9th Circuit rules against Rev. Lumpkin
Eugene Volokh
VOLOKH at LAW.UCLA.EDU
Fri Apr 4 14:44:11 PST 1997
Lumpkin v. Brown, 1997 WL 152778 (9th Cir. Apr. 3) (Norris, J.),
upholds the removal of Rev. Eugene Lumpkin from the San Francisco
Human Rights Commission for making anti-homosexual comments.

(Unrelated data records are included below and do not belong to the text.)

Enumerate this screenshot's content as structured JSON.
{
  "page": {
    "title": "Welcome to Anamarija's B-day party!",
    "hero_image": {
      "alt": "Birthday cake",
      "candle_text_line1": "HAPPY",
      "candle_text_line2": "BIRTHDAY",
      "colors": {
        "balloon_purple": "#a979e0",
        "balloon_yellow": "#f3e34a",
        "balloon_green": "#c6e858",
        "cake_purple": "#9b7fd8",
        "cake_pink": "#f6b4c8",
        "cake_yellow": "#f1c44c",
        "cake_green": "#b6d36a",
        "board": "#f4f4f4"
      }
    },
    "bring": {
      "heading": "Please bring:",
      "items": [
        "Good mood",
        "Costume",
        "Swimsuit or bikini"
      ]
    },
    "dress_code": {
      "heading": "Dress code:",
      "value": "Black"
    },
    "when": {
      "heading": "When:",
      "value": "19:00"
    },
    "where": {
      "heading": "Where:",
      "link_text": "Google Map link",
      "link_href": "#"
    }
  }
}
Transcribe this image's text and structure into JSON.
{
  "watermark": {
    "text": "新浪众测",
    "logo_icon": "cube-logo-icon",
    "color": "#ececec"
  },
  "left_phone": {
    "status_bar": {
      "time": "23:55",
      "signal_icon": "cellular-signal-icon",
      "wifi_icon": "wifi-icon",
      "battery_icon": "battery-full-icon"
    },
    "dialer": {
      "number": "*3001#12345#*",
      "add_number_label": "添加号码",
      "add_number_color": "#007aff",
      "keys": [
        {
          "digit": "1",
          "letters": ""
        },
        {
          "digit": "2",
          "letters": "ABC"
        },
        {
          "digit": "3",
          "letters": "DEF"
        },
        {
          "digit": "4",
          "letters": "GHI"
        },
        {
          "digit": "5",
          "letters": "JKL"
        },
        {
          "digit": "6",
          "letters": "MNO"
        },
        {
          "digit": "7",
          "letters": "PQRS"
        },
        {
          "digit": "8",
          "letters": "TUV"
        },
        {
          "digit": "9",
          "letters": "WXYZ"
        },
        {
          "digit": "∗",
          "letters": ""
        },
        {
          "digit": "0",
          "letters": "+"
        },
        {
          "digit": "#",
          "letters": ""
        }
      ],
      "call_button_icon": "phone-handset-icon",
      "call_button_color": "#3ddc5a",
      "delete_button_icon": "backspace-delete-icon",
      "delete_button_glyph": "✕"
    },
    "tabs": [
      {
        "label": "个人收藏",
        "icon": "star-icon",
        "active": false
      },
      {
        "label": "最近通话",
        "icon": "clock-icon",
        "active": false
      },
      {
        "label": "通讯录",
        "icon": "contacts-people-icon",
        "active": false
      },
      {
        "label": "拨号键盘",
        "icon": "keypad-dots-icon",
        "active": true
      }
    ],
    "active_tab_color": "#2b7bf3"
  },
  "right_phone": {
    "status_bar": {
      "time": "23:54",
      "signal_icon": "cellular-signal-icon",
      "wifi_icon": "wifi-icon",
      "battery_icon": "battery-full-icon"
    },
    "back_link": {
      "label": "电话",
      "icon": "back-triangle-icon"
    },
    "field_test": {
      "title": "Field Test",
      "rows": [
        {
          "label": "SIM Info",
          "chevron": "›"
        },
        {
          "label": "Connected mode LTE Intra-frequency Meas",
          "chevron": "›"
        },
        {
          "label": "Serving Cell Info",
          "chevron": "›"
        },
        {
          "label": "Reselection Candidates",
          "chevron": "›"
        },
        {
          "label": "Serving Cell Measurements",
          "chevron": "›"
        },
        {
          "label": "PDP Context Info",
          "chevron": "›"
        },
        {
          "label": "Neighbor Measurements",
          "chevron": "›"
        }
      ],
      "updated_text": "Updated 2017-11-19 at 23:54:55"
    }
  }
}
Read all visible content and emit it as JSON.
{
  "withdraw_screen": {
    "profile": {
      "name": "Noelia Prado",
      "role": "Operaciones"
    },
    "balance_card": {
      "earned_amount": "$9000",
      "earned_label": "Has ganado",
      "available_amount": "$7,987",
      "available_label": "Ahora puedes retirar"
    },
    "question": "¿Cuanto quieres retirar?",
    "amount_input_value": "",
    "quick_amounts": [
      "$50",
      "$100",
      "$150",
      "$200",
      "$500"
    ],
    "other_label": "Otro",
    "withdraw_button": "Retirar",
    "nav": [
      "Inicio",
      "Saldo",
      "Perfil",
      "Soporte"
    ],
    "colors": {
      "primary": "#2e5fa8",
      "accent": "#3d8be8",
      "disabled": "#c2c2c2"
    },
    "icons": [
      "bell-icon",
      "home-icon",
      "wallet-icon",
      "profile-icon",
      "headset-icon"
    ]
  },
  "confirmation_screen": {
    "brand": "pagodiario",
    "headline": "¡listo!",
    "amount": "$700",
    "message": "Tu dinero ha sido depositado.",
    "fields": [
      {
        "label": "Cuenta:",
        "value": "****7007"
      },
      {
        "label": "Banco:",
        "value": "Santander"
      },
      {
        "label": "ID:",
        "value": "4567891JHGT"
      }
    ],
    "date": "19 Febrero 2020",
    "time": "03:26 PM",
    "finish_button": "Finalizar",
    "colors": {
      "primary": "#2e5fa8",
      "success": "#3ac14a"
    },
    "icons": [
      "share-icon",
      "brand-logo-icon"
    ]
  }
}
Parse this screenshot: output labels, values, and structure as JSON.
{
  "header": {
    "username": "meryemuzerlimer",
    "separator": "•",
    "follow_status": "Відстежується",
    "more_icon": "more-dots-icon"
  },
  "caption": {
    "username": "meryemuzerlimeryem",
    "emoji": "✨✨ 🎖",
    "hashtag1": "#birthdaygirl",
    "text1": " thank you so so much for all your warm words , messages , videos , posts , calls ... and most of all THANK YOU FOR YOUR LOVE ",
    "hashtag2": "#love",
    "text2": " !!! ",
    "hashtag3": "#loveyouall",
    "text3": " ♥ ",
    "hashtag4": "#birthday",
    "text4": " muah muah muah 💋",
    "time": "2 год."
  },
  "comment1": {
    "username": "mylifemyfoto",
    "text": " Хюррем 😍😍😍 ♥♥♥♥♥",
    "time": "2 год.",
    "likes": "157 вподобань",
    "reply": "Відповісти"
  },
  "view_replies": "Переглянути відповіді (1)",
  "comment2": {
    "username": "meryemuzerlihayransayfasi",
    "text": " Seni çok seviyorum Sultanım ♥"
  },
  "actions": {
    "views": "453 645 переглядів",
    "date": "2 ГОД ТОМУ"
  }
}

The court concluded that the action was permissible under RFRA
because it "served a compelling governmental interest--the
preservation of the integrity of [the city's] antidiscrimination
policies. It was also the only effective way to remedy the damage his
statements as a Commissioner wreaked on the credibility of those
policies."
In my view, this is entirely unsound reasoning that further
erodes the strict scrutiny test. The result may well be right;
perhaps Pickering is the right test for government employee religious
freedom cases, despite RFRA's seeming insistence on a strict scrutiny
standard across the board. (I'd try to reconcile Pickering with
RFRA's language by arguing that the government may sometimes demand
that employees waive their RFRA rights, just as they must waive their
free speech rights, and that Pickering is the right test for
determining if such a condition is unconstitutional.)
But to say that the action passes strict scrutiny strikes me as
inconsistent with everything we know about strict scrutiny, even in
its watered-down U.S. v. Lee or Bob Jones Univ. v. U.S. form.